April 20, 2004
What do you think about this?
Courtesy the Underlib
It started out innocently enough.
I began to think at parties now and then to loosen up. Inevitably
though, one thought led to another, and soon I was more than just a
social thinker.
I began to think alone -- "to relax," I told myself -- but I knew it
wasn't true. Thinking became more and more important to me, and
finally I was thinking all the time.
I began to think on the job. I knew that thinking and employment
don't mix, but I couldn't stop myself. I began to avoid friends at
lunchtime so I could read Thoreau and Kafka.
I would return to the office dizzied and confused, asking, "What is
it exactly we are doing here?"
Things weren't going so great at home either. One evening I had
turned off the TV and asked my husband about the meaning of life. He
spent that night at his mother's.
I soon had a reputation as a heavy thinker. One day the boss called
me in. He said, "Skippy, I like you, and it hurts me to say this,
but your thinking has become a real problem. If you don't stop
thinking on the job, you'll have to find another job."
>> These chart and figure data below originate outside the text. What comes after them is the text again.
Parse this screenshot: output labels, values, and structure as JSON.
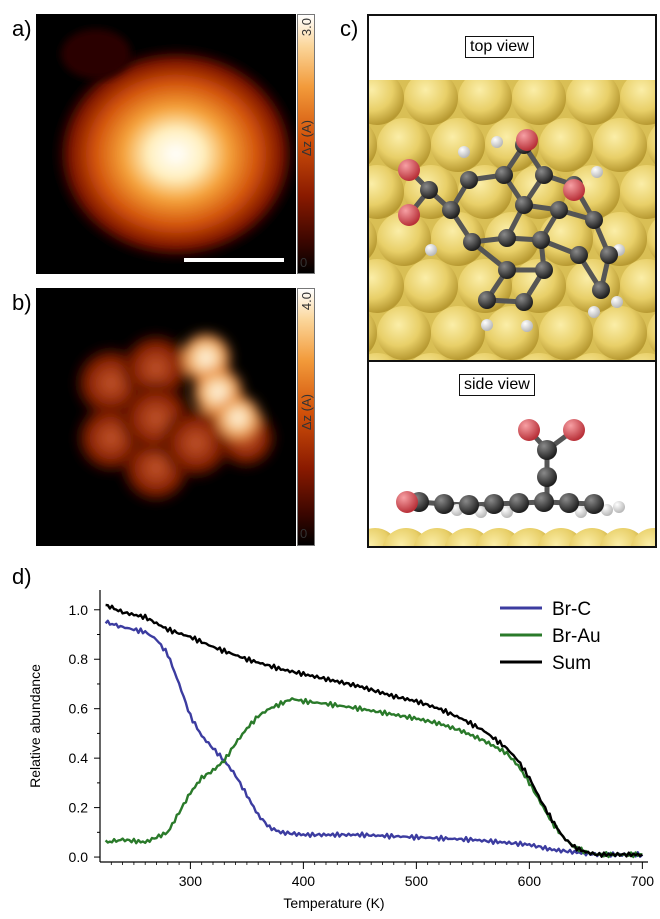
{
  "panels": {
    "a": {
      "label": "a)",
      "cbar_max": "3.0",
      "cbar_min": "0",
      "cbar_label": "Δz (A)"
    },
    "b": {
      "label": "b)",
      "cbar_max": "4.0",
      "cbar_min": "0",
      "cbar_label": "Δz (A)"
    },
    "c": {
      "label": "c)",
      "top_title": "top view",
      "side_title": "side view"
    },
    "d": {
      "label": "d)"
    }
  },
  "colors": {
    "br_c": "#3c3ca0",
    "br_au": "#2a7a2a",
    "sum": "#000000",
    "gold": "#e6cf6a",
    "carbon": "#2e2e2e",
    "oxygen": "#d9545a",
    "hydrogen": "#f2f2f2"
  },
  "chart_data": {
    "type": "line",
    "xlabel": "Temperature (K)",
    "ylabel": "Relative abundance",
    "xlim": [
      220,
      705
    ],
    "ylim": [
      -0.02,
      1.08
    ],
    "xticks": [
      300,
      400,
      500,
      600,
      700
    ],
    "yticks": [
      "0.0",
      "0.2",
      "0.4",
      "0.6",
      "0.8",
      "1.0"
    ],
    "legend_position": "top-right",
    "series": [
      {
        "name": "Br-C",
        "color": "#3c3ca0",
        "x": [
          225,
          240,
          260,
          270,
          280,
          290,
          300,
          310,
          320,
          330,
          340,
          350,
          360,
          370,
          380,
          400,
          450,
          500,
          550,
          600,
          620,
          640,
          660,
          680,
          700
        ],
        "y": [
          0.95,
          0.93,
          0.91,
          0.88,
          0.82,
          0.7,
          0.57,
          0.49,
          0.44,
          0.39,
          0.33,
          0.25,
          0.17,
          0.12,
          0.1,
          0.09,
          0.09,
          0.08,
          0.07,
          0.05,
          0.03,
          0.02,
          0.01,
          0.01,
          0.01
        ]
      },
      {
        "name": "Br-Au",
        "color": "#2a7a2a",
        "x": [
          225,
          240,
          260,
          270,
          280,
          290,
          300,
          310,
          320,
          330,
          340,
          350,
          360,
          370,
          380,
          390,
          400,
          420,
          450,
          500,
          520,
          540,
          560,
          580,
          590,
          600,
          610,
          620,
          630,
          640,
          650,
          660,
          680,
          700
        ],
        "y": [
          0.06,
          0.07,
          0.06,
          0.08,
          0.1,
          0.18,
          0.26,
          0.32,
          0.35,
          0.39,
          0.46,
          0.52,
          0.57,
          0.6,
          0.62,
          0.64,
          0.63,
          0.62,
          0.6,
          0.56,
          0.54,
          0.51,
          0.47,
          0.42,
          0.37,
          0.3,
          0.22,
          0.14,
          0.08,
          0.04,
          0.02,
          0.01,
          0.01,
          0.01
        ]
      },
      {
        "name": "Sum",
        "color": "#000000",
        "x": [
          225,
          240,
          260,
          280,
          300,
          320,
          350,
          380,
          400,
          420,
          450,
          480,
          500,
          520,
          540,
          560,
          580,
          590,
          600,
          610,
          620,
          630,
          640,
          650,
          660,
          680,
          700
        ],
        "y": [
          1.02,
          0.99,
          0.97,
          0.92,
          0.89,
          0.85,
          0.8,
          0.76,
          0.74,
          0.72,
          0.69,
          0.65,
          0.63,
          0.6,
          0.56,
          0.51,
          0.44,
          0.39,
          0.32,
          0.23,
          0.15,
          0.08,
          0.04,
          0.02,
          0.01,
          0.01,
          0.01
        ]
      }
    ]
  }
}
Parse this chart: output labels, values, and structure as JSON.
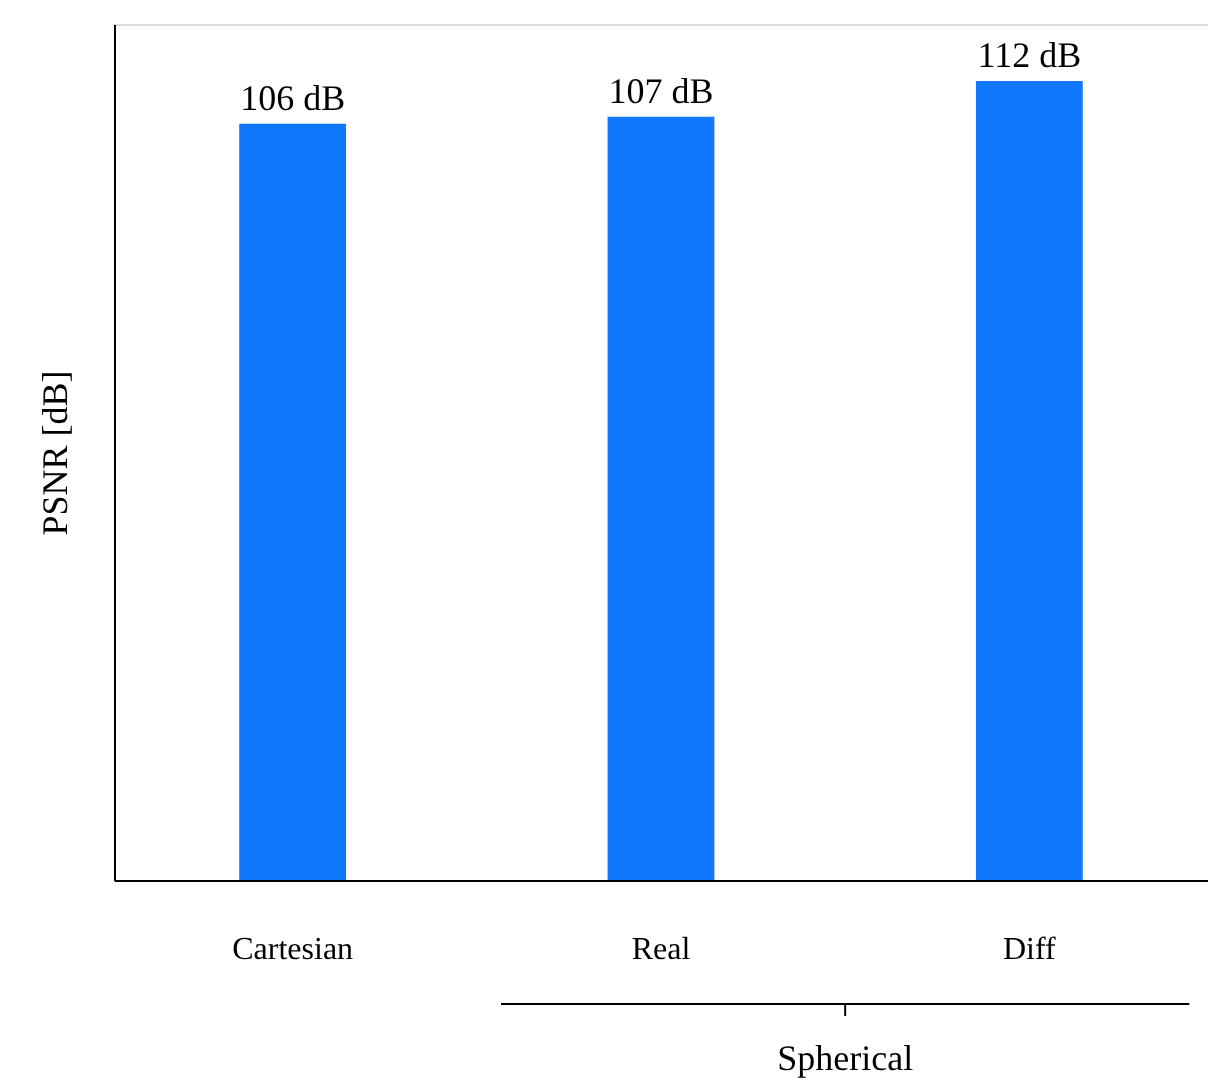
{
  "chart_data": {
    "type": "bar",
    "ylabel": "PSNR [dB]",
    "categories": [
      "Cartesian",
      "Real",
      "Diff"
    ],
    "values": [
      106,
      107,
      112
    ],
    "value_labels": [
      "106 dB",
      "107 dB",
      "112 dB"
    ],
    "color": "#1177fc",
    "ylim": [
      0,
      120
    ],
    "tick_labels": "x",
    "annotations": [
      "Spherical"
    ]
  }
}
This gave me a lot to think about.
I came home early after my conversation with the boss. "Honey," I
confessed, "I've been thinking..."
"I know you've been thinking," He said, "and I want a divorce!"
"But Honey, surely it's not that serious."
"It is serious," He said, lower lip aquiver. "You think as much as
college professors, and college professors don't make any money, so
if you keep on thinking we won't have any money!"
"That's a faulty syllogism," I said impatiently, and he began to cry.
I'd had enough. "I'm going to the library," I snarled as I stomped
out the door.
I headed for the library, in the mood for some Nietzsche, with NPR
on the radio. I roared into the parking lot and ran up to the big
glass doors . they didn't open. The library was closed. To this day,
I believe that a Higher Power was looking out for me that night.
As I sank to the ground clawing at the unfeeling glass, whimpering
for Zarathustra, a poster caught my eye. "Friend, is heavy thinking
ruining your life?" it asked.
You probably recognize that line. It comes from the standard
Thinker's Anonymous poster. Which is why I am what I am today: a
recovering thinker.
I never miss a TA meeting.
At each meeting we watch a non-educational video; last week it was
"Porky's." Then we share experiences about how we avoided thinking
since the last meeting. I still have my job, and things are a lot
better at home.
Life just seemed ... easier, somehow, as soon as I stopped thinking.
Soon, I will be able to vote Republican.
I think you're on to something. I'm sorry for my keyboard's absence. I've been reading, just not been able to write.